Halk veya temsilcileri tarafından seçilmeyecek, halkın temsilcileri tarafından denetlenemeyecek, tayin, terfi, nakil vb. tasarruflar tamamen kendi elinde olacak bir yargı isteniyor ve buna da "tam bağımsız yargı" deniyor.
Yargıyı kim temsil ediyor, yargı denince kimleri hatırlıyoruz?
Hakimler, savcılar, bilirkişiler, avukatlar...
Bunların tamamı insan; ete kemiğe bürünmüşler, diğer insanlardan biyolojik, psikolojik, sosyal olarak temelde ayrılıkları yok. Onların da inançları, ideolojileri, maddi ve manevi ihtiyaçları ve eğilimleri var.
Yapılan baro vb. seçimlerine bakıyoruz, hukuk adamlarının çoğunluğunu kemalist, statükocu ve -nasıl oluyorsa aynı zamanda- solcular veya CHP zihniyetli olanlar teşkil ediyorlar.
Mahkemelere bakıyoruz "sizin ve bizim" mahkemeler var. Aynı davada, aynı deliller ve belgelerle, aynı şahısları tutuklayanlar var, serbest bırakanlar var, mahkum edenler var, beraat ettirenler var.
Bir tarafta halkın gerekli çoğunluğu ile iş başına gelmiş ve milli iradeyi temsil eden, millet adına kanun çıkaran, millet adına yürütmeyi yapan Meclis ve hükumet var, bir tarafta "bağımsız, ama taraflı" yargı var; milletin temsilcileri yapıyor, yargı bozuyor ve her bozduğu tartışma konusu oluyor. Bilgi ve tecrübesi ile temayüz etmiş hukukçular birçok "Anayasa Mahkemesi ve Danıştay" kararları için "yanlış, hukuka aykırı, buna (mesela yerindelik açısından bakmaya) hakları ve yetkileri yok..." diyorlar. Ama yargı yapıyor ve oluyor.

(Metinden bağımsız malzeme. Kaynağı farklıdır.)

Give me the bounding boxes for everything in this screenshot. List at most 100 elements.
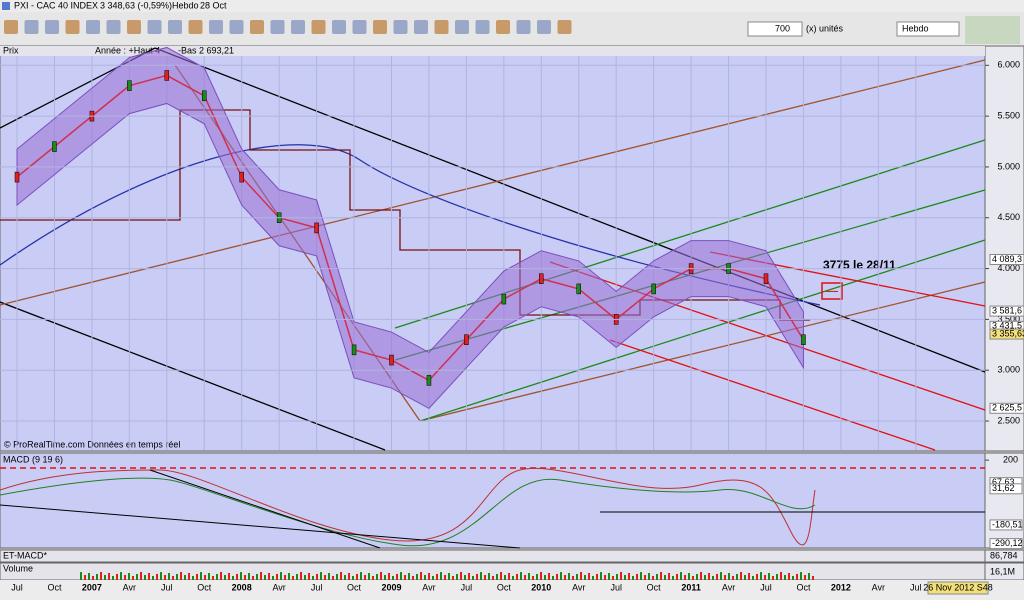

Mesela Danıştay, işine geldiğinde bir davayı bir veya iki günde karara bağlıyor, işine gelmediğinde yıllarca bekletiyor.
HSYK beğenmediği hakim ve savcıları meslekten atıyor, yetkilerine ambargo koyuyor, beğendiklerini ise yerinde bırakıyor, terfi ettiriyor, yetkisini arttırıyor. Bu noktada beğenme ölçüsü bazen ideolojik ve taraftarlık oluyor.
Yargının durumu böyle iken bizden, yargıya mutlak olarak güvenmemiz, Meclis'e ve hükümete ise güven duymamamız, hükümet ve Meclis ile idari ve siyasi mahkemeler çatıştığı zaman "Yargı ne derse o olsun" dememiz isteniyor.
Bu noktada TÜSİAD Başkanı'nın medyaya yansıyan bir ifadesini hatırlayalım:
"Meclis'teki sandalyelerin çoğunluğunu almış bir partinin varlığının bile bir yargı mensubunun iki dudağı arasından çıkacak bir söze bağlı olması Türkiye'ye yakışmıyor; iş dünyasının, yatırımcıların önünü görebilmesi için siyasi istikrar önemlidir."